Comparing the newly announced insurance rates between and even within states is difficult. Comparing the status quo ante with exchange rates fails to account for the richer health insurance benefits found in the ACA created health insurance exchanges. Comparing an urban state with a rural state fails to account for higher labor and overhead costs in the urban setting and the price effects of precious little health insurer competition in rural settings.

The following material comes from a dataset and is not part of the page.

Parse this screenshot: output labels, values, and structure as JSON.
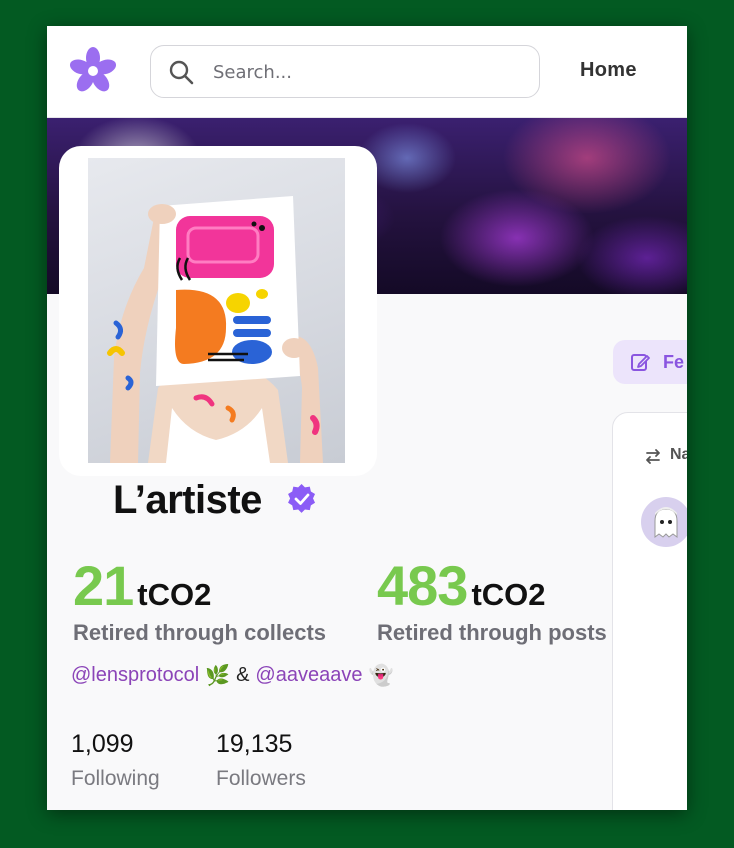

But I am intrigued by an article that examines the spread within a state or a major region, comparing the prices of higher cost (richer) health plans sold through the exchanges with more modest health plans (thinner) sold through the same exchanges. You can see a great article here: http://healthaffairs.org/blog/2013/08/07/premium-rate-variation-in-exchanges-is-an-eye-opener/
Why does this matter? It gives us a useful snapshot of how the structure of the exchanges has influenced beginning rates. It probably is too soon to tell if choosing to have an active purchaser exchange model is really what drives the relatively small spread between plan levels in California but time will tell, especially when we consider that (at least as of June 1, 2013) several other states had also chosen the active purchaser exchange model.
The federally facilitated exchanges (FFEs) are, of course, clearinghouse-style, offering none of the rate reduction that may flow from the state using its exchange organizing power to drive health insurance rates for products sold within it to lower levels by requiring a kind of bidding process for the privilege of selling within the exchange.
When I look at the prices of exchange purchased health insurance in the California exchange, I have to wonder if — when all is said and done — it may end up being more expensive to purchase through Missouri's FFE than to purchase through California's state-sponsored health insurance exchange.